REGION · More and more wild boar are causing an increasing amount of damage in the region. Experts believe that further intensive hunting is necessary.

It was a mild winter and there was enough food. Wild boars are multiplying in high numbers in the region. The NRW state hunting association even speaks of a record year. Without heavy winters or diseases, the wild boar population triples annually, leading district hunting advisor Norbert Möhlenbruch to call further intensive hunting "necessary". A reduction is not only desirable because of the damage to yards and fields, but also because of the threat of African swine fever (ASP).

This epidemic can also affect domestic pigs and farmers urgently want to prevent it from entering and spreading in Central Europe. People do not contract the disease, but if the virus enters a domestic pig population, the entire stock must be killed. This can destroy entire existences on large-scale farms, says Christoph Könen, farming authority in Bonn / Rhein-Sieg.

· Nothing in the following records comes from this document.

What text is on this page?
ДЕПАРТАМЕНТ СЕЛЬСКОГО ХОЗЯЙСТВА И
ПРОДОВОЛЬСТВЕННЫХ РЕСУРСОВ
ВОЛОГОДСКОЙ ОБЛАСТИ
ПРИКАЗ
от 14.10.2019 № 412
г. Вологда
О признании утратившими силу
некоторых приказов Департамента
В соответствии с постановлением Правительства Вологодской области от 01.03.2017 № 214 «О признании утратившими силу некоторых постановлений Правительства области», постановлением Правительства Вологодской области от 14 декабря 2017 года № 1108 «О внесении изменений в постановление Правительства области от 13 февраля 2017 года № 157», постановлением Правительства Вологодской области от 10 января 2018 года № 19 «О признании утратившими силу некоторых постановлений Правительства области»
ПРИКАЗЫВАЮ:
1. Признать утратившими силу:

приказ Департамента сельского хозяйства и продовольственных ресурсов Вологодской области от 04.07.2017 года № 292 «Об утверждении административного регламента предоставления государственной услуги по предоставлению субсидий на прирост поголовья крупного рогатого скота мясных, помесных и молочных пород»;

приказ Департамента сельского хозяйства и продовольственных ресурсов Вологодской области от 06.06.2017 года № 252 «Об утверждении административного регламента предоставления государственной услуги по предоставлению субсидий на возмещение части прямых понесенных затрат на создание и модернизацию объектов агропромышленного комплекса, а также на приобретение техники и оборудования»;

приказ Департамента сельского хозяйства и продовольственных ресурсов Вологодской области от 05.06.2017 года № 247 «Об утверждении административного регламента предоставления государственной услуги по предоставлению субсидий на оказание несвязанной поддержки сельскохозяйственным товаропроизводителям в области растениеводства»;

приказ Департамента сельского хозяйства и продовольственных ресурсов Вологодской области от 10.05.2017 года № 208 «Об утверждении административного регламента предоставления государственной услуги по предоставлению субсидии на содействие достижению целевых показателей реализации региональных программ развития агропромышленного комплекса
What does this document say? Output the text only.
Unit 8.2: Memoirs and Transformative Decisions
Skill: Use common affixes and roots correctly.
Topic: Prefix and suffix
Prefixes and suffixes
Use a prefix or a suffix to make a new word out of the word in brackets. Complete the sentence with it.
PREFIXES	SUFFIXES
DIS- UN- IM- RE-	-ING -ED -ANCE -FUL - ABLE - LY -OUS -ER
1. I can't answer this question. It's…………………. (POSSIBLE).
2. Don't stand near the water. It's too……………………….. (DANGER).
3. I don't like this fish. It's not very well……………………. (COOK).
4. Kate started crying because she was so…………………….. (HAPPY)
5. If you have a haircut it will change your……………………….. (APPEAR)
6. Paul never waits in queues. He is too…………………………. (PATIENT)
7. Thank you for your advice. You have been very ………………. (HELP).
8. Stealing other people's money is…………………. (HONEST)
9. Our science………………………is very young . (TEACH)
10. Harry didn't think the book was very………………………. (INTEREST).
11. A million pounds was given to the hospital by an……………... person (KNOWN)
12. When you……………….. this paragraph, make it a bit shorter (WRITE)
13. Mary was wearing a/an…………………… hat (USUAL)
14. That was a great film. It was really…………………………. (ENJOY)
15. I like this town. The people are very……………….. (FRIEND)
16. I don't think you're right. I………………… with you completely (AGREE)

Threat of the spread of African swine fever

So far, according to Könen, the swine fever that swept through Georgia and Russia to the Baltic States in 2017 and from there to Poland and the Czech Republic has not yet been found in Germany. Classic swine fever, which last occurred in 2009 in NRW, was suppressed by vaccine bait. ASP is transmitted by a completely different pathogen, for which a vaccine has not been developed.

This leads Könen to welcome increased efforts to reduce the wild boar population, including in Rhine-Sieg. Many farmers in the region coordinate the management of land and hunting.

Back yards are like “fast food restaurants”

Because of the growing wild boar population, more and more damage is being caused by groups of the hungry wild animals. "People who live near forests, feel the increase of wild boars more and more," says hunting advisor Möhlenbruch. "As clever animals, they quickly realized that yards and residential areas offer shelter and food." In cities like Bad Honnef and Sankt Augustin, wild boars moved further and further into residential areas, and people could even observe them in broad daylight, wild boar families with young offspring. In some Eitorf back yards, the wild boars felt right at home. "Real protection against a visit (from the wild boar) is provided only by fences embedded in the ground", advises the expert from Hennef.

Lutz Schorn, chair of the Bonn hunting association, likens some people’s back yards to “fast food restaurants for wild boars, open around the clock.” For example, often compost heaps are designed so that the hungry animals have an easy time to reach the tasty morsels. He advises people who live near forests to install a steel mesh fence dug 30 centimeters deep into the ground so the boar cannot dig through it.

Wild boar go to back yards simply for food supplements. Large-scale cultivation of organic corn, rapeseed and other crops provide them generally with plenty of nutrition and room for retreat. And after they have eaten enough vegetables, they crave animal protein - such as worms.

Schorn emphasizes that the hunting community is not looking for an “extermination campaign” against the wild boar. "They are fascinating and interesting wildlife," he says. Möhlenbruch comments similarly, “Above all, they are not pests, but admirable, intelligent and courageous animals.”